The anxiety that has engulfed the country in the countdown to the elections that are 11 days away is unhealthy.
It’s evident that the country is slowing down due to uncertainty over election outcomes.
Businesses are holding back, tourism is slackening, while foreign missions and international organisations based in Nairobi are moving staff to other destinations.
Worse, some foreign embassies have sent out travel advisories to their nationals against visiting Kenya. These are bad indicators.
Unfortunately, this is the price we have to pay because of the way we play politics.
Electoral contests have been turned into a life-and-death matter; a cut-throat competition bereft of civility.
Although the main political contestants have pledged to conduct their campaigns peacefully and to accept the results, the reality is that tension is mounting.
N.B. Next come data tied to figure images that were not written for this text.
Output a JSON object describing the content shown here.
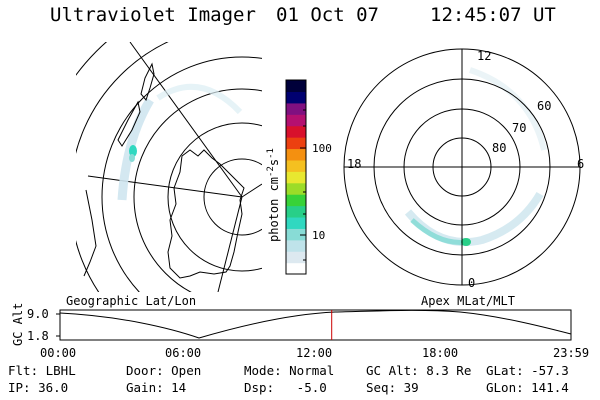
{
  "header": {
    "title": "Ultraviolet Imager",
    "date": "01 Oct 07",
    "time": "12:45:07 UT"
  },
  "colorbar": {
    "label": "photon cm",
    "sup1": "-2",
    "mid": "s",
    "sup2": "-1",
    "ticks": [
      "100",
      "10"
    ],
    "colors": [
      "#ffffff",
      "#dde9f0",
      "#bfe3ea",
      "#88dcd6",
      "#30d8c0",
      "#28cf88",
      "#38d238",
      "#9cdc28",
      "#e8e830",
      "#f4c020",
      "#f49010",
      "#ec4010",
      "#d8102c",
      "#b41070",
      "#801080",
      "#000070",
      "#00003a"
    ]
  },
  "left_map": {
    "label": "Geographic Lat/Lon"
  },
  "right_map": {
    "label": "Apex MLat/MLT",
    "mlt": [
      "12",
      "18",
      "6",
      "0"
    ],
    "mlat": [
      "60",
      "70",
      "80"
    ]
  },
  "timeline": {
    "axis_label": "GC Alt",
    "yticks": [
      "9.0",
      "1.8"
    ],
    "xticks": [
      "00:00",
      "06:00",
      "12:00",
      "18:00",
      "23:59"
    ],
    "marker_time": "12:45",
    "marker_color": "#cc0000"
  },
  "info": {
    "filter": "Flt: LBHL",
    "ip": "IP: 36.0",
    "door": "Door: Open",
    "gain": "Gain: 14",
    "mode": "Mode: Normal",
    "dsp": "Dsp:   -5.0",
    "gc_alt": "GC Alt: 8.3 Re",
    "seq": "Seq: 39",
    "glat": "GLat: -57.3",
    "glon": "GLon: 141.4"
  }
}
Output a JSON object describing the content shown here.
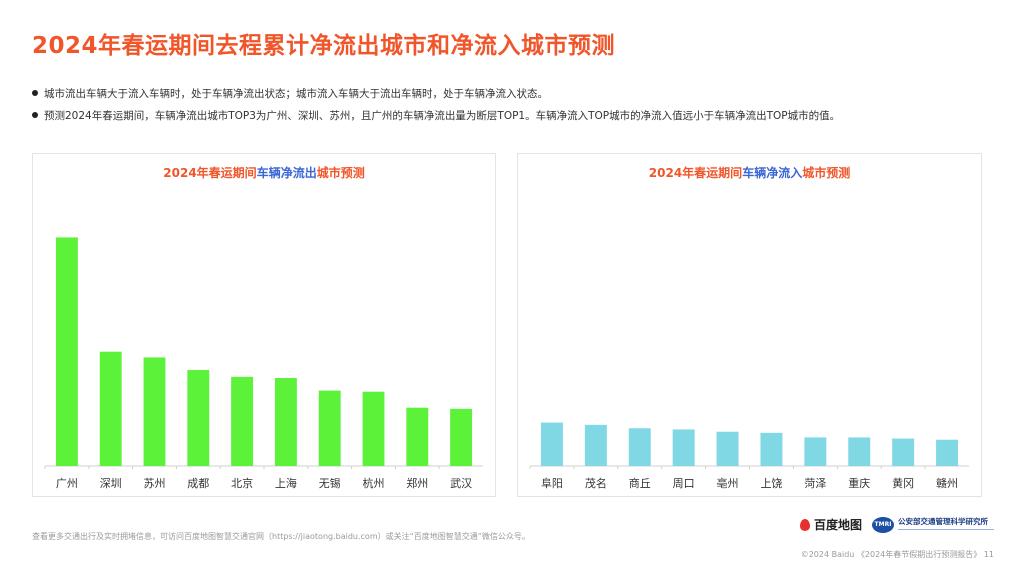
{
  "page": {
    "title": "2024年春运期间去程累计净流出城市和净流入城市预测",
    "bullets": [
      "城市流出车辆大于流入车辆时，处于车辆净流出状态；城市流入车辆大于流出车辆时，处于车辆净流入状态。",
      "预测2024年春运期间，车辆净流出城市TOP3为广州、深圳、苏州，且广州的车辆净流出量为断层TOP1。车辆净流入TOP城市的净流入值远小于车辆净流出TOP城市的值。"
    ],
    "footnote": "查看更多交通出行及实时拥堵信息，可访问百度地图智慧交通官网（https://jiaotong.baidu.com）或关注“百度地图智慧交通”微信公众号。",
    "logos": {
      "baidu_name": "百度地图",
      "tmri_badge": "TMRI",
      "tmri_name": "公安部交通管理科学研究所"
    },
    "copyright": "©2024 Baidu 《2024年春节假期出行预测报告》 11",
    "colors": {
      "accent_orange": "#f0562a",
      "accent_blue": "#3b66d6",
      "outflow_bar": "#5cf23a",
      "inflow_bar": "#7fd8e3"
    }
  },
  "chart_data": [
    {
      "type": "bar",
      "title_parts": [
        "2024年春运期间",
        "车辆净流出",
        "城市预测"
      ],
      "categories": [
        "广州",
        "深圳",
        "苏州",
        "成都",
        "北京",
        "上海",
        "无锡",
        "杭州",
        "郑州",
        "武汉"
      ],
      "values": [
        100,
        50,
        47.5,
        42,
        39,
        38.5,
        33,
        32.5,
        25.5,
        25
      ],
      "ylim": [
        0,
        105
      ],
      "grid": false,
      "color": "#5cf23a"
    },
    {
      "type": "bar",
      "title_parts": [
        "2024年春运期间",
        "车辆净流入",
        "城市预测"
      ],
      "categories": [
        "阜阳",
        "茂名",
        "商丘",
        "周口",
        "亳州",
        "上饶",
        "菏泽",
        "重庆",
        "黄冈",
        "赣州"
      ],
      "values": [
        19,
        18,
        16.5,
        16,
        15,
        14.5,
        12.5,
        12.5,
        12,
        11.5
      ],
      "ylim": [
        0,
        105
      ],
      "grid": false,
      "color": "#7fd8e3"
    }
  ]
}
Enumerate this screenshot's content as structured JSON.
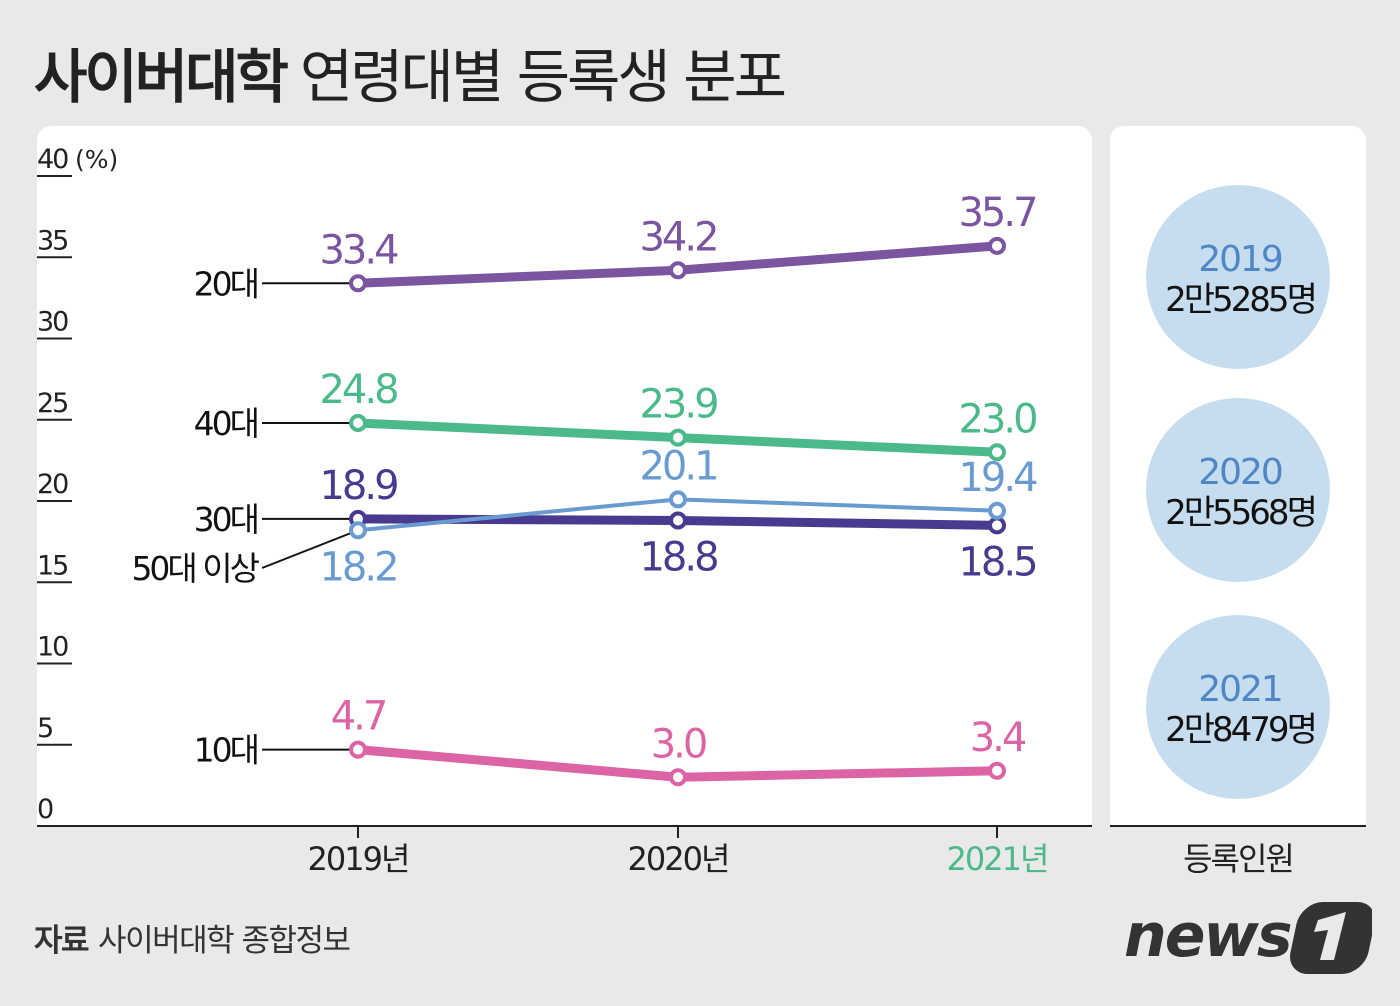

For one, the government has delineated some counties and characterised them as hotspots.
There could be evidence for that, but such characterisations create more tension.
Two, foreign observers such as the European Union mission have warned that the country is sitting on a precipice and is likely to explode into violence unless the electoral process is handled properly.
We have developed a worrying reputation for election violence.
But this is based on experience. Out of the five elections held since the introduction of multiparty in 1992, three have been characterised by violence, the worst being in 2007.
Yet elections need not be such life-threatening events. Elections come and go, but the country and the people remain.
The tragedy is that a country that has a cycle of violence tied to elections ceases to be competitive.
All social and economic plans are aligned to electoral cycles and that compromises stable and predictable growth.
We have a few days to the elections and the main presidential candidates — Jubilee’s Uhuru Kenyatta and Nasa’s Raila Odinga — must help cool down temperatures.
They must advocate peace and convince their followers to avoid violence. The country should not be held hostage every five years because of election violence.